Антиутопия — явление более позднее, чем сказка, чем утопия. Это дитя нашего века пришло в мир в рамках фантастической литературы, где был подготовлен саженный каталог кошмаров, которые всякому (и не только земному) обществу может устроить или же «самоудушение» (например, удушение полицейско-кибернетической тиранией), или же агрессия другой цивилизации, или же, наконец, стихийные силы Природы, а значит и сам Космос. Пристрастности всеобщего блага соответствует в антиутопии пристрастность всеобщего зла, пригодная быть магнитом, неизбежно притягивающим социологическое воображение. И здесь также будет напрасна попытка отличить онтичные причины несчастья от социальных. Литературным творчеством руководит нерешительность, будучи выражением незнания самого существования разграничительной проблемы (мы говорили, что не удастся ее разрешить эмпирически, но можно, однако, сделать это средствами культуры, и литература представляет здесь перечень вопросов для рассмотрения этой проблемы). Зло в современной антиутопии обычно задано бескорыстно. Оно не следует, например, из эксплуататорских отношений, из классовых антагонизмов, но дано неоспоримо как неотвратимое состояние, которое не отступает, потому что нет ни общественных сил, ни средств, которые могли бы противодействовать злу. Обычно сюжетом антиутопии является показ нарастающего отрицания, «чудовищности» всеобщего существования. Это будто бы в доказательство, что только утопическое благо может достигать конечной высшей точки, зато зло не имеет никаких границ, положенных экспансии. Надо признать, что антиутопия находит сегодня питательную среду в грустных футурологических видениях самоудушающего роста цивилизации.
II
Наша реконструкция, логическая, а не историческая, не учитывает огромных временных различий следования отдельных «миров с намерением». В ней поражает пустота под названием антисказки — и в самом деле, в фольклоре такого жанра никогда не было. Несмотря на это, мы можем представить его черты в целом точно на основе условий соседства. Мир антисказки должен быть пристрастен индивидуально, меньше всего в нем везет самым лучшим, значит сумма добра и зла, как в сказке, неизменна, но при обратном распределении: добро будет наказано, а зло — вознаграждено. Для благородных нет выигрышных стратегий, зато все стратегии негодяев оптимальны. Функция выплаты является функцией перевернутой этики: Fw = f (1/e).

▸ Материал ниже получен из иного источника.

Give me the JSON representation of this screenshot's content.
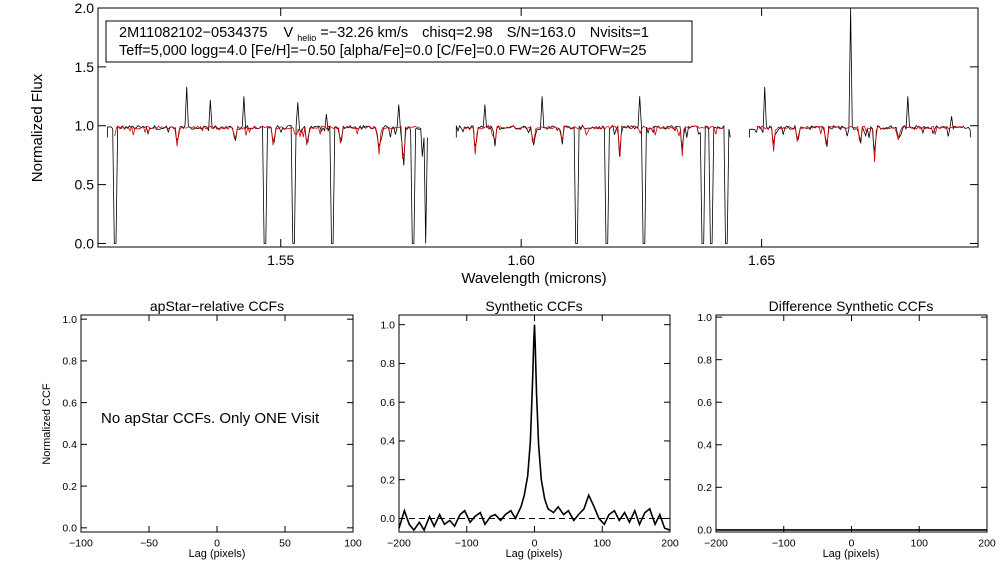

Сумма игры и тут должна быть нулевая, если проигрыш добродетели равен выигрышу порока. Все же возникает вопрос, что является ценой игры, каковы должны быть ее стратегии и какое распределение раскрывает функция выплаты.
В сказках удовольствие испытывают только в конце, ибо неприятно сидеть в клетке волшебницы, в брюхе волка или сражаться с отвратительным чудовищем. Делается это поневоле или от самоотверженности. Благородный и слабый временно проигрывает злу, а сильный герой спешит ему на помощь по высшим мотивам. Но должны быть приятны спасение сирот или путешествия Синдбада — в противном случае такие поступки ничем бы не объяснялись. И следовательно, поскольку другим оказывается помощь для их блага, а препятствия чинятся для собственного, в антисказке иное распределение функции выплаты. Сказка откладывает вознаграждение за доброту; антисказка немедленно премирует зло в ходе его совершения, поскольку страдание других — радость героя. Это меняет ход игры. Сказки начинают обычно с атаки на зло, которое разрушает положение вещей, существующее в начале, и игра ведется за устранение зла с возможным перевыполнением. Добро контратакует не для удовлетворения, а по необходимости, и его победа окончательна в том очевидном смысле, что устанавливается недосягаемое блаженство. Таким образом, должны отличаться друг от друга траектории игры: в сказке сначала немного зла, затем много, а в конце его нет вовсе. Зато в антисказке происходит непрекращающийся подъем зла. Ценой игры в сказке является счастье благородных, которое пытаются у них вырвать подлые. Все же это слишком обобщенная формула. Существует три типичных начала сказочной игры: начальное состояние превосходно, но подвергнется ухудшению, чудовищное, но подвергнется улучшению (часто постепенному), или, наконец, «так себе» и в конце оно хоть немного, но улучшается. Примерами этих трех начал могут быть: сказка о спящей принцессе, в которой королевство чувствует себя превосходно до появления злой волшебницы у колыбели принцессы, сказки о драконах, наводящих ужас с самого начала, и сказки такие, как «Гуси-лебеди»[62] или «Красная Шапочка», в которых подвергается воссозданию первоначальное положение вещей: дети возвращаются целыми из избушки Бабы Яги или из волчьего брюха; возможно, обогащенные трофеями. Стратегия же зла ведь всегда наступательна.
62
в польском варианте «Ясь и Малгося», что соответствует братцу Иванушке и сестрице Аленушке. — Примеч. пер.